Berlin (dpa) - Das Politdrama „Gelbe Briefe“ des Berliner Regisseurs İlker Çatak hat den Goldenen Bären der Berlinale gewonnen. Das gaben die Internationalen Filmfestspiele in Berlin bekannt. Damit erhält erstmals seit mehr als 20 Jahren der Film eines deutschen Regisseurs die wichtigste Auszeichnung des Festivals. Zuletzt hatte „Gegen die Wand“ von Fatih Akin im Jahr 2004 den Goldenen Bären gewonnen.

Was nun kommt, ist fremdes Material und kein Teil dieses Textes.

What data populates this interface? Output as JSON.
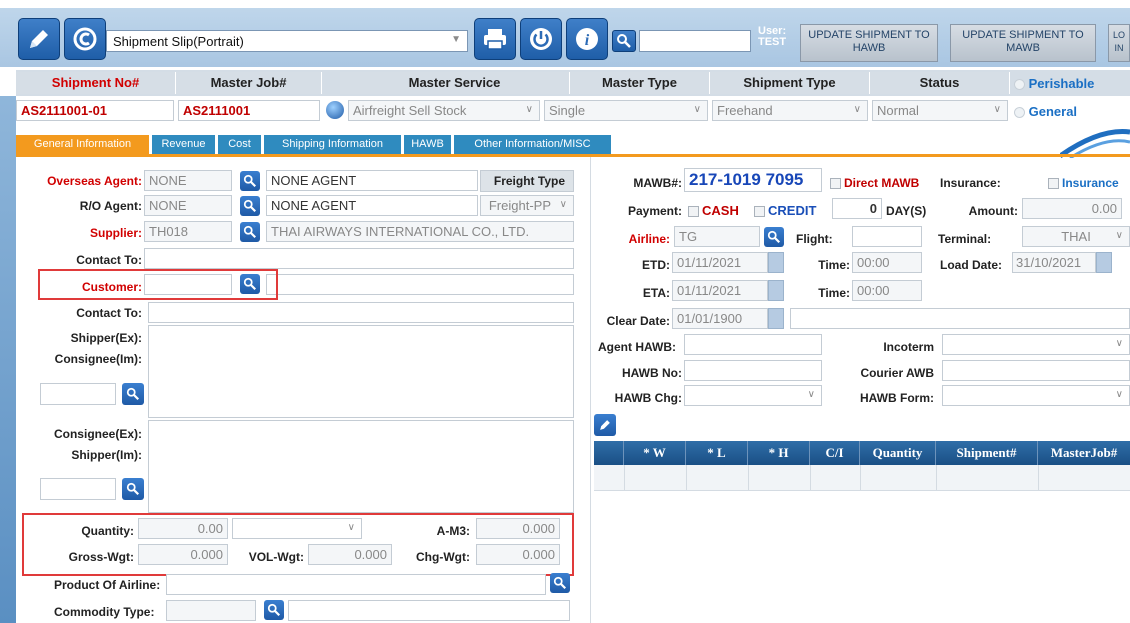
{
  "toolbar": {
    "slip_select": "Shipment Slip(Portrait)",
    "search_value": "",
    "user_label": "User:",
    "user_name": "TEST",
    "update_hawb": "UPDATE SHIPMENT TO HAWB",
    "update_mawb": "UPDATE SHIPMENT TO MAWB",
    "cut_btn": "LO IN"
  },
  "header": {
    "shipment_no": "Shipment No#",
    "master_job": "Master Job#",
    "master_service": "Master Service",
    "master_type": "Master Type",
    "shipment_type": "Shipment Type",
    "status": "Status",
    "perishable": "Perishable",
    "general": "General"
  },
  "values": {
    "shipment_no": "AS2111001-01",
    "master_job": "AS2111001",
    "master_service": "Airfreight Sell Stock",
    "master_type": "Single",
    "shipment_type": "Freehand",
    "status": "Normal"
  },
  "tabs": [
    "General Information",
    "Revenue",
    "Cost",
    "Shipping Information",
    "HAWB",
    "Other Information/MISC"
  ],
  "left": {
    "overseas_agent_label": "Overseas Agent:",
    "overseas_agent_code": "NONE",
    "overseas_agent_name": "NONE AGENT",
    "freight_type_label": "Freight Type",
    "ro_agent_label": "R/O Agent:",
    "ro_agent_code": "NONE",
    "ro_agent_name": "NONE AGENT",
    "freight_type_value": "Freight-PP",
    "supplier_label": "Supplier:",
    "supplier_code": "TH018",
    "supplier_name": "THAI AIRWAYS INTERNATIONAL CO., LTD.",
    "contact_to_label": "Contact To:",
    "customer_label": "Customer:",
    "contact_to2_label": "Contact To:",
    "shipper_ex_label": "Shipper(Ex):",
    "consignee_im_label": "Consignee(Im):",
    "consignee_ex_label": "Consignee(Ex):",
    "shipper_im_label": "Shipper(Im):",
    "quantity_label": "Quantity:",
    "quantity_value": "0.00",
    "am3_label": "A-M3:",
    "am3_value": "0.000",
    "gross_label": "Gross-Wgt:",
    "gross_value": "0.000",
    "vol_label": "VOL-Wgt:",
    "vol_value": "0.000",
    "chg_label": "Chg-Wgt:",
    "chg_value": "0.000",
    "product_airline_label": "Product Of Airline:",
    "commodity_label": "Commodity Type:"
  },
  "right": {
    "mawb_label": "MAWB#:",
    "mawb_value": "217-1019 7095",
    "direct_mawb": "Direct MAWB",
    "insurance_label": "Insurance:",
    "insurance_chk": "Insurance",
    "payment_label": "Payment:",
    "cash": "CASH",
    "credit": "CREDIT",
    "days_value": "0",
    "days_label": "DAY(S)",
    "amount_label": "Amount:",
    "amount_value": "0.00",
    "airline_label": "Airline:",
    "airline_value": "TG",
    "flight_label": "Flight:",
    "terminal_label": "Terminal:",
    "terminal_value": "THAI",
    "etd_label": "ETD:",
    "etd_value": "01/11/2021",
    "time_label": "Time:",
    "etd_time": "00:00",
    "load_date_label": "Load Date:",
    "load_date_value": "31/10/2021",
    "eta_label": "ETA:",
    "eta_value": "01/11/2021",
    "eta_time": "00:00",
    "clear_date_label": "Clear Date:",
    "clear_date_value": "01/01/1900",
    "agent_hawb_label": "Agent HAWB:",
    "incoterm_label": "Incoterm",
    "hawb_no_label": "HAWB No:",
    "courier_awb_label": "Courier AWB",
    "hawb_chg_label": "HAWB Chg:",
    "hawb_form_label": "HAWB Form:"
  },
  "grid": {
    "columns": [
      "* W",
      "* L",
      "* H",
      "C/I",
      "Quantity",
      "Shipment#",
      "MasterJob#"
    ]
  }
}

Regisseur und Drehbuchmitautor Çatak („Das Lehrerzimmer“) erzählt die Geschichte eines türkischen Künstlerpaares aus der Theaterwelt, das politisch unter Druck gesetzt wird. Jurypräsident Wim Wenders sagte, man könne den Film als furchtbare Vorahnung verstehen, „als einen Blick in die nahe Zukunft, die möglicherweise auch in unseren Ländern passieren könnte“.

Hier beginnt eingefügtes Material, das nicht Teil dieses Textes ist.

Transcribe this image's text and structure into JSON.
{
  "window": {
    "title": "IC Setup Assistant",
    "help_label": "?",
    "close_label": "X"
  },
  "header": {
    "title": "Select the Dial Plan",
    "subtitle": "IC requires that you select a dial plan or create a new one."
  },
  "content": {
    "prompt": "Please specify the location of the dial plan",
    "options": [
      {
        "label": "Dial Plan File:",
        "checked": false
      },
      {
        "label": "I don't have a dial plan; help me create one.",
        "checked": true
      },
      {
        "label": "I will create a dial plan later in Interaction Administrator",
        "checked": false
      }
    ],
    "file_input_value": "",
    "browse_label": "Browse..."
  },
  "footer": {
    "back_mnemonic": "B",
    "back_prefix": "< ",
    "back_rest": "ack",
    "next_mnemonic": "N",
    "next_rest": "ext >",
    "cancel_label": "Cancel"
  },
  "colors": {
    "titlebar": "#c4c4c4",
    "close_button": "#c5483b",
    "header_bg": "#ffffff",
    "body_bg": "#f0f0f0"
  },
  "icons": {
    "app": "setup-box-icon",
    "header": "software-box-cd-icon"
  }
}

Schauspielerin Sandra Hüller wurde mit einem Silbernen Bären für die beste schauspielerische Leistung in einer Hauptrolle ausgezeichnet. Die 47-Jährige erhielt die Auszeichnung für ihre Rolle im Drama „Rose“ von Markus Schleinzer. Hüller verkörpert darin eine Frau, die sich im 17. Jahrhundert in einem kleinen, abgelegenen Dorf als Mann ausgibt. Die Thüringerin gewann bereits 2006 den Silbernen Bären als beste Darstellerin für ihre Rolle in dem Drama „Requiem“.
Den Großen Preis der Jury erhielt die Tragödie „Kurtuluş“ des türkischen Regisseurs Emin Alper.